What Should I Tell My Healthcare Provider?
You should talk with your healthcare provider prior to taking venlafaxine if you have:
- Bipolar disorder (also known as manic depression) or a family history of bipolar disorder
- A history of suicide attempts or suicidal thoughts
- A recent history of a heart attack (or if you have unstable heart disease)
- High blood pressure (hypertension)
- Seizures or epilepsy
- Glaucoma (a condition of the eyes)
- Liver disease, including liver failure or cirrhosis
- Kidney problems, including kidney failure (renal failure)
- A bleeding disorder
- Any allergies, including allergies to food, dyes, or preservatives.
Also let your healthcare provider know if you:
- Are pregnant or thinking of becoming pregnant (see Effexor and Pregnancy)
- Are breastfeeding (see Effexor and Breastfeeding)
- Drink alcohol regularly.
Make sure to tell your healthcare provider about all the medicines you take, including prescription and non-prescription medicines, vitamins, and herbal supplements.
(Click Precautions and Warnings for Venlafaxine for more information, including information on who should not take the drug.)
Alternatives to Venlafaxine
Depression, even in its most severe form, is highly treatable. As with many illnesses, getting depression treatment early is more effective and reduces the chance of recurrence.

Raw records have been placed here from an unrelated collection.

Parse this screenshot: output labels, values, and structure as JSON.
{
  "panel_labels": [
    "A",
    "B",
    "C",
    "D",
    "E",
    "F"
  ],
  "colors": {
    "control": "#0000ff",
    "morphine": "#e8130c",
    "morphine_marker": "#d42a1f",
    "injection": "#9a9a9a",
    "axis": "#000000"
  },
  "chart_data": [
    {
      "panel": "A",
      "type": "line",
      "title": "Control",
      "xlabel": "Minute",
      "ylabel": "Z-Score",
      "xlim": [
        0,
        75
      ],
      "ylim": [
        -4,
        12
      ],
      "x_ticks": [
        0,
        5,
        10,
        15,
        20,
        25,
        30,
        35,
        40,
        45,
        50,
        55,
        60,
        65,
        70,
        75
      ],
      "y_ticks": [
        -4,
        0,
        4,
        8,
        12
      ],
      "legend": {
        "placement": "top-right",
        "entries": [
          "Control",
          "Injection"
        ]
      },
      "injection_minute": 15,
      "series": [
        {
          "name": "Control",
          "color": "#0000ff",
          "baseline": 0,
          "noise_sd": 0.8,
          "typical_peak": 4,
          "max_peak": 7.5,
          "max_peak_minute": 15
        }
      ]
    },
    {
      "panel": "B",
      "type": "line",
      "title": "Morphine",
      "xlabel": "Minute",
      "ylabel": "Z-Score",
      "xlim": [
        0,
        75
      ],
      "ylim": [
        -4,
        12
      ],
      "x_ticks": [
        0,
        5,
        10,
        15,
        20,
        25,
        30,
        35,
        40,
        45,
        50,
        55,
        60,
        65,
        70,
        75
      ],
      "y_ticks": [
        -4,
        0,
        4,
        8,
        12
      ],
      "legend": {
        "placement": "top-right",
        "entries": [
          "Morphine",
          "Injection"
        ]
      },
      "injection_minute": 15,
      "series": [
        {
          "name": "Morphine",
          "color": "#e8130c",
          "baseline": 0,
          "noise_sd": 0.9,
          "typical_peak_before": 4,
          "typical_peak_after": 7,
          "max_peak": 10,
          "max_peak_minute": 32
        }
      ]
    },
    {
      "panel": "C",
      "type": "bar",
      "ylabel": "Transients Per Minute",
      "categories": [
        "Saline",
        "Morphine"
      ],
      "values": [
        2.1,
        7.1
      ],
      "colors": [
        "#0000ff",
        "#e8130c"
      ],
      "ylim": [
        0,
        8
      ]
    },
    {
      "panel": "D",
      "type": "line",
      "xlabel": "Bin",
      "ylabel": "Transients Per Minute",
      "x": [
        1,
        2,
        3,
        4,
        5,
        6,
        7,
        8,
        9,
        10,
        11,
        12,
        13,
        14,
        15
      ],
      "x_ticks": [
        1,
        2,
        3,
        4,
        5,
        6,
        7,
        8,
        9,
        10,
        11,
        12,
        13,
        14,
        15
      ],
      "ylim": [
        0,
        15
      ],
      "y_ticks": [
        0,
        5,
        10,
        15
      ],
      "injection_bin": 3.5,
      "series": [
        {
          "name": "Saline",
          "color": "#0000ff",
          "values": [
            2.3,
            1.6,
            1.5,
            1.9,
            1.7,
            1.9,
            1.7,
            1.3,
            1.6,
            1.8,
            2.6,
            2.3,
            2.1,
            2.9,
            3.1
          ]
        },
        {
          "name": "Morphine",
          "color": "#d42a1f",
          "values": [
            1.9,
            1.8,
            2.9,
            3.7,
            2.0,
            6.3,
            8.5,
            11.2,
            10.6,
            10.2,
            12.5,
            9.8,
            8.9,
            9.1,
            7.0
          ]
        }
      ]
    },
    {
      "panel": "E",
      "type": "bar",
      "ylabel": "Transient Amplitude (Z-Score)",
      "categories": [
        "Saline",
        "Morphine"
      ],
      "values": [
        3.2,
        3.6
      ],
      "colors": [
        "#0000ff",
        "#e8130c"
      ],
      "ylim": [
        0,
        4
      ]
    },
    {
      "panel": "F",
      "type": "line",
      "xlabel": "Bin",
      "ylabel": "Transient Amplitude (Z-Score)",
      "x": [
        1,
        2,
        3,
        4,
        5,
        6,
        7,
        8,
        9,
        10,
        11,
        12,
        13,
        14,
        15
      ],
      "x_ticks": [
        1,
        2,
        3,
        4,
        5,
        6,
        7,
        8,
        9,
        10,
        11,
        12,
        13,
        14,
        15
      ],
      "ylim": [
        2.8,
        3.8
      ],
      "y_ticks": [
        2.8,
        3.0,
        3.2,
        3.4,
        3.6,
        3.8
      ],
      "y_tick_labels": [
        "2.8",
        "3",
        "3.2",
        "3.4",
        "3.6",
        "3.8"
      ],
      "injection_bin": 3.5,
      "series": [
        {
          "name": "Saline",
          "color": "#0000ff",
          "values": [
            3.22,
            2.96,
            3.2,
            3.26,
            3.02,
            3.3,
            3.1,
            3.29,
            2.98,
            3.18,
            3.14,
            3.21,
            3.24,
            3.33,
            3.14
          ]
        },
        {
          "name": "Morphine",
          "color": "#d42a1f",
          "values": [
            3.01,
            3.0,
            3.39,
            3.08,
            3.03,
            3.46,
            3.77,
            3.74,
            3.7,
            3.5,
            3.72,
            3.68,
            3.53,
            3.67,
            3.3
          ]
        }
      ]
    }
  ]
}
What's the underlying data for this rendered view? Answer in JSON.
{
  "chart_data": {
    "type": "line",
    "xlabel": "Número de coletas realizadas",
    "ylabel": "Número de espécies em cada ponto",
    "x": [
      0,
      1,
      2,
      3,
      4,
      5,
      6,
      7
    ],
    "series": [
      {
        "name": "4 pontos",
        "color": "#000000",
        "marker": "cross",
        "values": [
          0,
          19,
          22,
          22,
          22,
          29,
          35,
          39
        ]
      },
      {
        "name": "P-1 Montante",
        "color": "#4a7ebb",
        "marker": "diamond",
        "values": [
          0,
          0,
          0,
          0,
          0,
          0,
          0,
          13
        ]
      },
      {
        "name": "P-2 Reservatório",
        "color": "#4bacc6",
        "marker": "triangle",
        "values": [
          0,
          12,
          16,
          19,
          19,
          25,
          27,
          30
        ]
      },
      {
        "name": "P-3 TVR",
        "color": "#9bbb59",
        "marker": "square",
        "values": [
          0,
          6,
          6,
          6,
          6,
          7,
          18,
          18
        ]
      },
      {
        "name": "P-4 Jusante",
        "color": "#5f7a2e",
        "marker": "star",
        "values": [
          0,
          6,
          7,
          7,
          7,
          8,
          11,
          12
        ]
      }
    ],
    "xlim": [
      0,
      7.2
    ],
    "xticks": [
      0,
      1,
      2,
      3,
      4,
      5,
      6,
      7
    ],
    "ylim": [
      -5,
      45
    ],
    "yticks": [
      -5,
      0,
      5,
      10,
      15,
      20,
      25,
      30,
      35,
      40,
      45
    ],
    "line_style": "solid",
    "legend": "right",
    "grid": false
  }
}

The most common forms of treatment for depression are medication (antidepressants) and psychotherapy ("talk" therapy). In cases of severe depression, some healthcare providers may recommend electroconvulsive therapy (ECT). Some people may also try complementary or alternative treatments for depression (see Natural Remedies for Depression).
For most people, venlafaxine is quite effective at treating depression. It is also generally well tolerated. However, bothersome side effects can occur or the medicine may not work as well as needed. In these cases, your healthcare provider may recommend an alternative. Some examples of substitute depression medications include:
- Other serotonin-norepinephrine reuptake inhibitors (SNRIs)
- Selective serotonin reuptake inhibitors (SSRIs)
- Norepinephrine and dopamine reuptake inhibitors (NDRIs)
- Tricyclic antidepressants
- Monoamine oxidase inhibitors (MAOIs).